Timoci Qiolevu Silatolu, sometimes known by his chiefly title of Ratu, is a former Fijian politician. A telecommunications engineer by profession, he originates from the Chiefly village of Lomanikoro in the province of Rewa. He is married to Salome Silatolu, a school teacher. They have four children.

== Political career ==
As a candidate of the Fijian Association Party, Silatolu was elected to represent the Rewa Fijian Communal Constituency in the House of Representatives in the general election of 1999. Although his party formed part of the People's Coalition government that was subsequently formed, Silatolu was not appointed to the Cabinet.

Silatolu was appointed Assistant Minister of Health in the interim government organized by Laisenia Qarase in July 2000. He contested the general election held to restore democracy in September 2001 as a candidate of the Conservative Alliance, comprising mostly Speight-sympathizers, but lost his seat to his cousin, Ro Teimumu Kepa of the Soqosoqo Duavata ni Lewenivanua.
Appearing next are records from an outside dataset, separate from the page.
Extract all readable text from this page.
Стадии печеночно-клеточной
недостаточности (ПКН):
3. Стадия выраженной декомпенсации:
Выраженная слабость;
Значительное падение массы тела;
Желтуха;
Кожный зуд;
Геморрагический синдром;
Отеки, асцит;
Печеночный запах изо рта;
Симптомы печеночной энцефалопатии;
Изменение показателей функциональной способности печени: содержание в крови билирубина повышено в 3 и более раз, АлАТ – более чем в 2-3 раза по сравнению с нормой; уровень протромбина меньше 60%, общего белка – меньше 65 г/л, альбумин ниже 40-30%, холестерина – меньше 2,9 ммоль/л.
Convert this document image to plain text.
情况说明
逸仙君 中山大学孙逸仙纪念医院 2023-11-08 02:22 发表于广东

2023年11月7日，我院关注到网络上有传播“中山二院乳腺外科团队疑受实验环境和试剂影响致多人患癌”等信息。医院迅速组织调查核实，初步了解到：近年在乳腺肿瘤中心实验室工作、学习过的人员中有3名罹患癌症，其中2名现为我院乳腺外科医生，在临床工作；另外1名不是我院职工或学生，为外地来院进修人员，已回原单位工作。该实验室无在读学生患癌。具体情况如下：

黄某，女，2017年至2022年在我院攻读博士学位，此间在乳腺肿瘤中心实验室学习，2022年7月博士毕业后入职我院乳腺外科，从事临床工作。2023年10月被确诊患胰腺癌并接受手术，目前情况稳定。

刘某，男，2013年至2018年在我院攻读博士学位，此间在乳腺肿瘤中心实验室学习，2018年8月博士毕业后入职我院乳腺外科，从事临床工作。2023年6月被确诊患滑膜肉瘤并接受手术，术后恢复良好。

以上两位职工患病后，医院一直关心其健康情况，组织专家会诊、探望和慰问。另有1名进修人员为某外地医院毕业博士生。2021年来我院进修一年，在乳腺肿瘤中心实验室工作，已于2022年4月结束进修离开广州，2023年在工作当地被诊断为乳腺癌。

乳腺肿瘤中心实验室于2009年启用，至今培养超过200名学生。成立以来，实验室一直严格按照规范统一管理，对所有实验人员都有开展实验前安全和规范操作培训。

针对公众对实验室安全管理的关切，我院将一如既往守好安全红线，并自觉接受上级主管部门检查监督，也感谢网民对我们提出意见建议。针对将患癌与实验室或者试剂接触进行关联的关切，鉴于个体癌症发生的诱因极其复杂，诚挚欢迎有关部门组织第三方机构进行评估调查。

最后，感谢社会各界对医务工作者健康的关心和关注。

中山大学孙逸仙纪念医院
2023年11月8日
== Support for Unity Bill ==
Silatolu said that he supported the Reconciliation, Tolerance, and Unity Bill, a controversial piece of legislation promoted by Prime Minister Laisenia Qarase and Attorney-General Qoriniasi Bale. The legislation would have established a Commission empowered to compensate victims and pardon perpetrators of coup-related offenses.

==Coup==
Silatolu was convicted of involvement in the 2000 Fijian coup d'état and was sentenced to imprisonment. At one time he was facing a death sentence. As of 2015, Silatolu is still serving his sentence.